Of course, there might be agreement in what consitutes a masterpiece, or a piece of dreck, but even here...I've witnessed differences of opinion.

Clearly, an award can help an unknown author get on the radar. In my own career, winning The 2009 Canadian Jewish Book Award for my recent novel, The White Space Between,certainly helped me garner more readers, more reviews, more events, more respect. And being short-listed for The Re-Lit Prize for Bloodknots, also helped that volume of stories get out there. Writers more than anyone else know, it is all too easy for a book, a novel, a volume of stories, a collection of poetry to drop like a smooth stone to the bottom of a black pond.

However, I hate to see writers writing with THE AWARDS front and center. I don't believe it will produce powerful or original work, just as trying to write to trends leaves the author always one step behind.

Writers, please write what you want to write...and keep that day job or rich spouse or lover or live frugally if you can. Write what is inside you. Write what obsesses you, what keeps you up at night, what you can't stop thinking about. And stop thinking about those prizes. Think about that next enveloping story, that indelible character whose voice you hear inside your head, that image that opens out and unfolds....

2 comments:

Leo said...

It's a hard lesson for writers to learn. The allure of a prize - with its promise of badly-need funds and an author's fifteen minutes of fame - are sometimes too hard to resist.
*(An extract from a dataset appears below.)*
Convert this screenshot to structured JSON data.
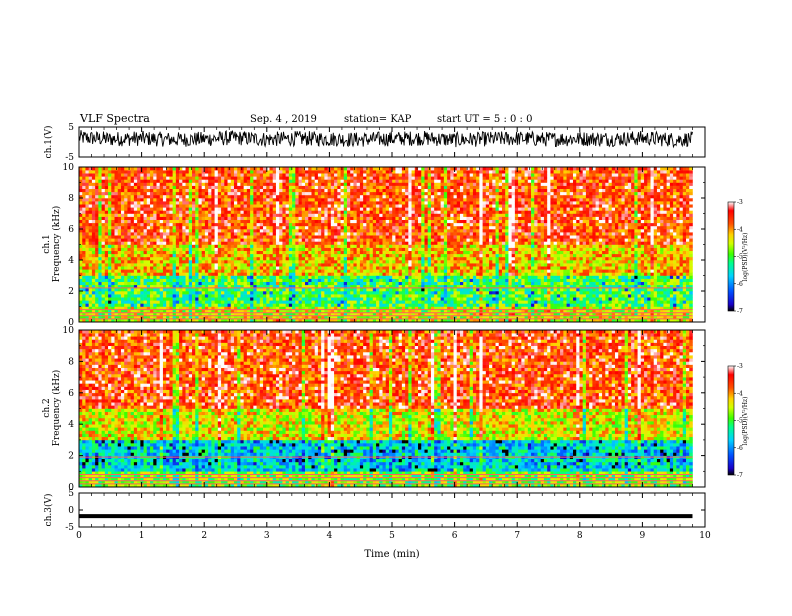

Writers toil in obscurity, alone with their text, and no one to encourage them in what they do. It's also a dreadfully long process to get that text just right, to make into a publishable tome that can get from manuscript to book and out to the stores can take years.

In the meantime, what is the reward? How can a writer get some kind of recognition that their writing is worthy of publishing? In comes the prize, any prize, that will raise the profile of that writer in the eyes of the public and provide some badly-need recognition and awareness.

I agree that writing specifically for a prize is a fools game. The only positive thing such behaviour provides is the discipline to churn out another piece, to keep writing and honing one's craft. But after losing the prize countless times, it wears one down to the point that a writer shrugs his/her shoulders and says, 'why bother?'.

Well, why bother is precisely the point. I think writers need to be motivated by something other than a prize, but by what they feel passionately about and how to go about writing that down. It's not easy, but in the end, it's a necessary state of mind.

And prizes, as you can see, are completely subjective. One prize committee's winner is another person's dreadful novel. Mind you, it is what drives the publishing industry itself - subjective choices made by people who think a book might sell. Most of the time they are right. But who predicted Dan Brown?

Chez Ami said...

If one measures the writer's life by fame and fortune, few would persevere.

A writer is not only one who writes, but one who loves to write, even when some days, the words do not come, the character does not take shape...there is the next day, when the writer is immersed in the process, time slips away, and the story flows.

My point? It's the going, the doing, the process that is the reward, that has to feel like the reward.